What tips can you share for cooking in an RV kitchen?
- Clean up as you go along. Avoiding clutter is the name of the game so it really helps if you clean up as you go along. While the food is cooking, clean the bowls, cutting boards, and utensils. A clean kitchen is a stress-free kitchen, but it also is a healthy kitchen. I might wash the same bowl three or four times if I am cooking a lot of food because I keep using it. In the end though, I have very little to clean up. It also allows me to move around my kitchen much easier. It doesn’t take much to clutter up a tiny kitchen so the better you are at staying on top of it, the more relaxed you will be – and you’ll be better able to enjoy cooking.
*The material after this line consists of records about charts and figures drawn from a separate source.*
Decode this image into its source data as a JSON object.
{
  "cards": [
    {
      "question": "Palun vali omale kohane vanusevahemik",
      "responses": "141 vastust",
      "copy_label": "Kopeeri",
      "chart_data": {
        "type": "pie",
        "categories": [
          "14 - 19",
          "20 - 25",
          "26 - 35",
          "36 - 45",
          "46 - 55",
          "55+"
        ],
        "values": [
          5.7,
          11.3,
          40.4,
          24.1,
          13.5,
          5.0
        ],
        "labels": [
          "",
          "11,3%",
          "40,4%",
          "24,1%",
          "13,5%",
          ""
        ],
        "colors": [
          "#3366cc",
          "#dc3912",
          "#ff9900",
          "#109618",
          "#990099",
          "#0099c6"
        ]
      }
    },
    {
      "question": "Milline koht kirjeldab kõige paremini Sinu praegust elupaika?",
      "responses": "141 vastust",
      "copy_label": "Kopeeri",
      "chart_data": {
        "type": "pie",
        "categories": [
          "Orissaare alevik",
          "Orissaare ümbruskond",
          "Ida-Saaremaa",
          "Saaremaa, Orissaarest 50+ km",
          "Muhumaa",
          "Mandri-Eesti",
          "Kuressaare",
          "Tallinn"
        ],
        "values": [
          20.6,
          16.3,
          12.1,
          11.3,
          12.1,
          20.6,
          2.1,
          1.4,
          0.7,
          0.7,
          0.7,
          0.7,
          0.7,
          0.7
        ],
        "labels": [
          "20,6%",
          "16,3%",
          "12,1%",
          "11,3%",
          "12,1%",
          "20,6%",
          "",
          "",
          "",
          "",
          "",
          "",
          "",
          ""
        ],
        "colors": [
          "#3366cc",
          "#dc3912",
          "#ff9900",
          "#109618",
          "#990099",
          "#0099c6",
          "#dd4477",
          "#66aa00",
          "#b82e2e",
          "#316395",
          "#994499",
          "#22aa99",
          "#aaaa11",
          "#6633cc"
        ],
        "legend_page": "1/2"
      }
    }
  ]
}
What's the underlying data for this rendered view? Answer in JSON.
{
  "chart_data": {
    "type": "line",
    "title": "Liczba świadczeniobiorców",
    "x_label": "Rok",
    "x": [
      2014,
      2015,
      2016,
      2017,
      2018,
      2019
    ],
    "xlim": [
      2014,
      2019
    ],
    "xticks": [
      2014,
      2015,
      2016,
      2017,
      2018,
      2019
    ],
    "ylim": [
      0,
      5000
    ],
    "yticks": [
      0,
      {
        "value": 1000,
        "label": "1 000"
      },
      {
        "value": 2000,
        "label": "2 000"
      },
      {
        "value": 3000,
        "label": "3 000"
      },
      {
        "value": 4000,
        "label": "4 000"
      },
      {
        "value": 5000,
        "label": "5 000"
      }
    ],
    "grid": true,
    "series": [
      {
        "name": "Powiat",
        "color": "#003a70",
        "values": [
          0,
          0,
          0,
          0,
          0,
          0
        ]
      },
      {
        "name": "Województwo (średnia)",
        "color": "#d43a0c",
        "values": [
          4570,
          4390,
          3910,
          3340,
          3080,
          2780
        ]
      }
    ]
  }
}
- Reuse the same pan when you can. This is pretty easy to do if you are cleaning up as you go along. I don’t have a bunch of pans. I got rid of most of mine when we downsized. I have a large sauté pan that has multiple purposes, a couple of nonstick frying pans, one very small pot, two other medium sized pots, and a soup pot. I also have an electric steamer, rice cooker, and crock pot. That’s it. As I use a pot or pan I will let it cool down a bit (usually) and wash it. That way I can use it again if I need it – and if I don’t, that’s one less item to wash when I am finished.
- Have a place for everything. Again, organization in a tiny kitchen will save your sanity! Have a place for everything and as soon as you use it, put it up. When I am finished cooking, there is nothing left on the counter except for the pot, pan, or crock pot. As I finish with something I put it away. If it is a pot, pan, or utensil, I wash it, dry it, and put it away. You might have to make yourself do it at first, but soon it will become second nature. You will also find that you automatically go to the things you need without even thinking because you put things back in the exact same place every single time.
- Slow down and enjoy the process of your culinary creation. Cooking is an activity to be enjoyed. It is an art but it’s also a science. Cooking in an RV kitchen might be a challenge at first, but if you cultivate these habits you will find that tiny kitchen cooking is indeed a pleasure. So, take your time, enjoy the experience, and taste often.